After three and a half years of austerity budgets, which have cost thousands of jobs, there are signs that the Irish population is growing restive. The €100 “household charge”, introduced in last December’s budget as an interim property tax, has proved unpopular, with very low rates of compliance. A more extensive property tax, due to be introduced in the coming months, could prove even more divisive.
All this is bad news for EU mandarins. Ireland is due to vote in a referendum in May or June on the European Fiscal Compact, designed to stabilise the eurozone by enforcing strict budgetary controls on EU nations. The latest opinon polls, published in the Sunday Business Post, suggest 44 per cent would vote in favour, but 29 per cent remain undecided and support for Sinn Fein, who oppose the treaty, has grown substantially.
Recent opinion polls put the republicans on 25 per cent, behind only Taoiseach Enda Kenny’s Fine Gael. Although coalition partners Fine Gael and Labour still enjoy strong backing – and Mr Kenny is personally very popular – support for opponents of austerity is growing.

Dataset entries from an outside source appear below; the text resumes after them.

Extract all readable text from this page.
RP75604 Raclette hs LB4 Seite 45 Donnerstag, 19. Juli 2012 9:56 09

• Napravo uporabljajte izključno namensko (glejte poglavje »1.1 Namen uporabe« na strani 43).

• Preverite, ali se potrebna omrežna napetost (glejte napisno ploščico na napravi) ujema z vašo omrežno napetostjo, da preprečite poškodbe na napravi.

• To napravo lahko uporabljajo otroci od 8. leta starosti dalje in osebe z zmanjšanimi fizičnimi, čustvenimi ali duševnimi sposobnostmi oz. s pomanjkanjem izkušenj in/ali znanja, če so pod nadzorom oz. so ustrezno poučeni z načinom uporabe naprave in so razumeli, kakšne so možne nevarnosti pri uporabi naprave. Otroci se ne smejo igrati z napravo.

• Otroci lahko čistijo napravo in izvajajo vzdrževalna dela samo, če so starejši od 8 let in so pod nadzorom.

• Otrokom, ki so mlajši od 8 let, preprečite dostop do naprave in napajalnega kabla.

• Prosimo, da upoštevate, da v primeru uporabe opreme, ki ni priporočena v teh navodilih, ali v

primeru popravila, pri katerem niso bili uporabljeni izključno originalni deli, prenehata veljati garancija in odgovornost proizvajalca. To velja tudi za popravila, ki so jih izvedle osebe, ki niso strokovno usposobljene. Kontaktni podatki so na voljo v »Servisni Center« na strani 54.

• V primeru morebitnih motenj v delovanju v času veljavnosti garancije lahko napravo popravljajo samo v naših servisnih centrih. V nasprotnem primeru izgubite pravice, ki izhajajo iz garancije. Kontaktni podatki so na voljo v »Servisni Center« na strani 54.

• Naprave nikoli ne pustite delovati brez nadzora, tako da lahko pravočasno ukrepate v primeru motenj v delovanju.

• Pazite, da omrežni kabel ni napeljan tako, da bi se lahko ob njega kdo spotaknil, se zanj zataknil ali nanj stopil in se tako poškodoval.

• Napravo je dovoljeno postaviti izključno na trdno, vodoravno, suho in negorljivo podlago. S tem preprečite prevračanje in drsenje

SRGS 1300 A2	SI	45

Leinster House, where the parliament sits, will hope the EU treaty vote will offer an opportunity to renegotiate with the bail-out lenders. The EU-IMF loan was made at a punitive 5.8 per cent, an interest rate that is crippling growth in the economy. Currently, the Irish government is attempting to reschedule about €31bn of promissory notes for its failed banks.
“What we are looking for is a deal to pay them back over a longer period, possibly at a lesser rate of interest,” deputy finance minister Brian Hayes said yesterday. “I would ask people in fairness to be patient with us on this issue.”
Beyond the corridors of power, the new economic reality has produced some creative responses. Comedian Abie Philbin Bowman – who, fittingly, will be appearing at the Glasgow Comedy Festival this Saturday, St Patrick’s Day – is returning to a tried-and-tested financial model: barter.
“I’m planning a tour of Ireland this summer that runs entirely on barter,” Bowman says. “All my shows are free to the public, and afterwards people are asked to make a donation. If they can’t afford to give money, they can offer me a hot meal or somewhere to stay. In the past, one person offered me juggling lessons, another taught me how to fly-fish. It’s a very different experience and a really interesting way of seeing the country.”
The Aviva isn’t down as a date on the tour, yet.